An interesting article in the September 2014 edition of the Journal of Sexual Medicine finds that primary care physicians in Argentina are unlikely to ask their patients about sexual problems and less than half applied basic diagnostic methods to men with sexual dysfunction. Based on my experience, similar results would likely be found in the United States.
Why are primary care doctors falling short in the area of men's sexual health? Based on discussions with my primary care colleagues I think a few reasons are clear.
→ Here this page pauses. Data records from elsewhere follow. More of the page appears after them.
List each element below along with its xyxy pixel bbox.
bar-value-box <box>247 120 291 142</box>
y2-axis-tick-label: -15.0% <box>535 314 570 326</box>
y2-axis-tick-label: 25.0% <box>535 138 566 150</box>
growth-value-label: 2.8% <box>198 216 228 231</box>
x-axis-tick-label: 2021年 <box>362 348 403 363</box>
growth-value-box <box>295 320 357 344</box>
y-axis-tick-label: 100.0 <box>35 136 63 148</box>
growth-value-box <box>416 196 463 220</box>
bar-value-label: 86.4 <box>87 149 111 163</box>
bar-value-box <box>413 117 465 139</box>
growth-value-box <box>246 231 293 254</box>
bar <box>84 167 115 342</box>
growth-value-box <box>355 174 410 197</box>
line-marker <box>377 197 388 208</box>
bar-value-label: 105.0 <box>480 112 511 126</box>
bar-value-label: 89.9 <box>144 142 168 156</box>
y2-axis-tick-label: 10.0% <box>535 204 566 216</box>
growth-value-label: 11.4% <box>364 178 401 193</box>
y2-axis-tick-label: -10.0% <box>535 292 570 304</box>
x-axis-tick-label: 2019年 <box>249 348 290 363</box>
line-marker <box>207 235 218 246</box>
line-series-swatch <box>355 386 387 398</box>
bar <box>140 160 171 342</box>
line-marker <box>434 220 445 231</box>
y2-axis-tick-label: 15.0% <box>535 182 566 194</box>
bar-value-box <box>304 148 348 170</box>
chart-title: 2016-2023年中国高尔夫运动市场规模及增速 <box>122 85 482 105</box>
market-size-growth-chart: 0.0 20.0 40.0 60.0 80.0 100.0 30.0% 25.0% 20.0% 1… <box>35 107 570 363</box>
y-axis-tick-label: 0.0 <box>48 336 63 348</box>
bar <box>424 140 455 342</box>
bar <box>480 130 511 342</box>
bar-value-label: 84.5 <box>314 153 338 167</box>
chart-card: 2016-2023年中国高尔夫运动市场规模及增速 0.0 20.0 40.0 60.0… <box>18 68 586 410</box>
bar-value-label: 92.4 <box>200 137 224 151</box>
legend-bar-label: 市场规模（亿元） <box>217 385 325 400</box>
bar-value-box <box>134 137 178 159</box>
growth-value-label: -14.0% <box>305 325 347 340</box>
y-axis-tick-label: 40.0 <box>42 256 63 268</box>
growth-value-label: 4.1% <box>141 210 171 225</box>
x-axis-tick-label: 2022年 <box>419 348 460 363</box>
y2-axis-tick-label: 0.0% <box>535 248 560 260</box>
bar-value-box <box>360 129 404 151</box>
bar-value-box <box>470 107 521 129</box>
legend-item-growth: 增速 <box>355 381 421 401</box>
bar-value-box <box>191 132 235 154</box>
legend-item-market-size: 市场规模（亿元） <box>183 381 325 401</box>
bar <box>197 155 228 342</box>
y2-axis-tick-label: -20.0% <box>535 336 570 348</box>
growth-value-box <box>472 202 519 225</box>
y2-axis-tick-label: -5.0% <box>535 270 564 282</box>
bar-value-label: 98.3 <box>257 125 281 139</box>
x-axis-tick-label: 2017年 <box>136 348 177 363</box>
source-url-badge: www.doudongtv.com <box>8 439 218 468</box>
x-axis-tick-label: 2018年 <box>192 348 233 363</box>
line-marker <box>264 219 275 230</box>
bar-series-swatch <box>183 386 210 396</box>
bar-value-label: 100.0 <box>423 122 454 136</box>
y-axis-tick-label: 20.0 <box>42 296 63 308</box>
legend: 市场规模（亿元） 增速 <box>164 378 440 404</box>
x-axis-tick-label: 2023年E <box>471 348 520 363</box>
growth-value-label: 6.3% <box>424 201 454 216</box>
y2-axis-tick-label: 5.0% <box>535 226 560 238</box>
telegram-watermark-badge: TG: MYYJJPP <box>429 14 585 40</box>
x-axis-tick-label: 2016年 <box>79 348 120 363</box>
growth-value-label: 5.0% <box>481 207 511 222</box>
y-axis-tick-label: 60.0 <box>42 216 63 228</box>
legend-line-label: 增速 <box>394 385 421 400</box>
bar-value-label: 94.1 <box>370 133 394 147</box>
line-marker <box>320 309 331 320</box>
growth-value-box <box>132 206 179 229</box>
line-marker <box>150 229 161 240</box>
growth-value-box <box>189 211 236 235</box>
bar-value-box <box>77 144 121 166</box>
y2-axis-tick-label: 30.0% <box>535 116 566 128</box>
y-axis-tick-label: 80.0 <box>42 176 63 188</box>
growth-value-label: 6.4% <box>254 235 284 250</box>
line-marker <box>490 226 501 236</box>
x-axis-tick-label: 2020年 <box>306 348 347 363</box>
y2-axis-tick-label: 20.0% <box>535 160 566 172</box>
Most primary care doctors receive little to no training in the field of men's sexual health. It is not unusual for a primary care doctor to go through medical school, internship and residency without spending a single day with a urologist, a specialist who deals with men's sexual dysfunction.
Primary Care doctors are busy and in short supply. What about the select few who have spent some time during their training learning about men's sexual health? These doctors are seeing more patients than ever and sexual concerns often take a backseat to more pressing issues such as heart disease, diabetes and depression. For even excellent physicians, there's simply no time to address sexual issues.
In my humble opinion, primary care physicians are being asked to do too much these days. It's always a good idea to bring up these issues with your primary care doctor. But, if they aren't well versed in the topic ask for a referral to a urologist. Sexual health problems are too important to ignore or misdiagnose. Don't be afraid to seek out a specialist.